Ruang tengah bernuansa hijau terlihat pada setiap dinding di sekitarnya. Sofa berwarna abu-abu gelap menghiasi di tengah-tengah. Beberapa pigura foto tampak teratur menggantung di setiap sisi. Yang paling mencuri perhatian adalah foto keluarga Reynand bersama dengan Tante Aina, ayah tirinya, dan Indira. Entah kapan foto itu diambil. Wajah mereka tidak berubah sama sekali.

__ADS_1


Tante Aina sudah duduk di salah satu sofa kecil. Aku ikut duduk di dekatnya. Dia menghela napasnya sejenak. Kemudian pandangan matanya langsung tertuju padaku.


"Sheryl, sejujurnya saya tidak pernah menyukaimu menjadi pendamping hidup anak saya. Namun, saya sudah berusaha menghilangkan ego itu karena kesalahan Reynand yang telah merenggut kehormatanmu." Tante Aina membuka pembicaraan.


Rasanya tubuhku gemetar saat mendengarnya berbicara. Aliran darahku terasa mengalir deras sampai ke ubun-ubun. Keringat dingin terus keluar padahal ruangan itu dingin ber-AC.


"Saya pun tahu bagaimana hubunganmu dan Baruna. Karena hal ini, hubungan kalian berakhir. Reynand sangat mencintaimu. Saya ingin dia bahagia. Harapan saya adalah tidak ada penyesalan dalam tali pernikahan ini seperti pernikahan saya terdahulu. Walaupun saya tahu, kamu tidak memiliki perasaan yang sama. Hiduplah sebagai seorang istri yang selalu mengabdi pada suaminya," nasihatnya.


Apa maksud Tante Aina mengatakan hal ini padaku? Dia ingin aku menerima Rey dengan lapang dada dan menghilangkan seluruh perasaanku pada Kak Baruna?

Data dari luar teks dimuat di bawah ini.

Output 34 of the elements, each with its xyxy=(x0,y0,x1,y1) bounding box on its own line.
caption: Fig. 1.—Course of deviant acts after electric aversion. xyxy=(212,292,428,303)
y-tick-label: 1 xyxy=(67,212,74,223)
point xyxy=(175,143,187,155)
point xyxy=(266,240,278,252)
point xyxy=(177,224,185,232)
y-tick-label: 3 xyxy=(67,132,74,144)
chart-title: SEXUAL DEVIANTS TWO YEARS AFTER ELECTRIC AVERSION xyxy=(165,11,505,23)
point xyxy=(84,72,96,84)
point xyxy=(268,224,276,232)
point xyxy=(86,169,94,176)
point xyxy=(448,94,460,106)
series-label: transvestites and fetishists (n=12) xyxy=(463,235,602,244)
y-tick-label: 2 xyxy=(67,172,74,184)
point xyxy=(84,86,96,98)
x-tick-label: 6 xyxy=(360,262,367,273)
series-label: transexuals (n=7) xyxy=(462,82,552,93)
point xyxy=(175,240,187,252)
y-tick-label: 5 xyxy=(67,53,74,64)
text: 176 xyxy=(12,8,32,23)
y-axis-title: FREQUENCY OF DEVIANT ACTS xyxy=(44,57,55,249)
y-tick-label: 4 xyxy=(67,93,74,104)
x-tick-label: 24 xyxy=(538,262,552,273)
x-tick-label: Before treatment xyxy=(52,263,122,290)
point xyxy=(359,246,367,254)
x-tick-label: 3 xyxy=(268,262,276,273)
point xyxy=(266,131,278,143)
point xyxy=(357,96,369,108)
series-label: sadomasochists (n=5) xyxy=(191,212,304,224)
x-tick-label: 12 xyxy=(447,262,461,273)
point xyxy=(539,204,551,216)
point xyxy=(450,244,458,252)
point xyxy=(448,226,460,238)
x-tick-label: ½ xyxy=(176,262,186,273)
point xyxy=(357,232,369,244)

Dia pikir aku tidak punya perasaan hingga bisa menyuruhku seenaknya, seperti robot yang bisa dimainkan sepuas hati?


"Aku sudah pernah mengatakannya pada Reynand. Dia boleh memiliki tubuhku, tapi tidak hatiku. Kalau bisa, aku ingin menghentikan rencana pernikahan ini." Entah mendapatkan keberanian dari mana tiba-tiba saja aku bisa membalas perkataannya seperti itu. Napasku terasa tertahan saat mengatakannya.


Mata Tante Aina sontak melebar mendengar jawabanku. Tatapan mata tajam itu kembali diperlihatkannya. Kali ini tidak seperti biasa. Ada sorot kekecewaan di sana. Dia segera bangkit berdiri.


"Astaga! Rey! Bagaimana bisa kamu ingin menikah dengan wanita seperti ini?!" teriaknya sambil bersiap melangkah keluar dari ruangan.


Dadaku naik turun tidak beraturan. Rasanya oksigen seakan menghilang dari ruangan ini. Aku seperti orang yang habis dikejar penjahat.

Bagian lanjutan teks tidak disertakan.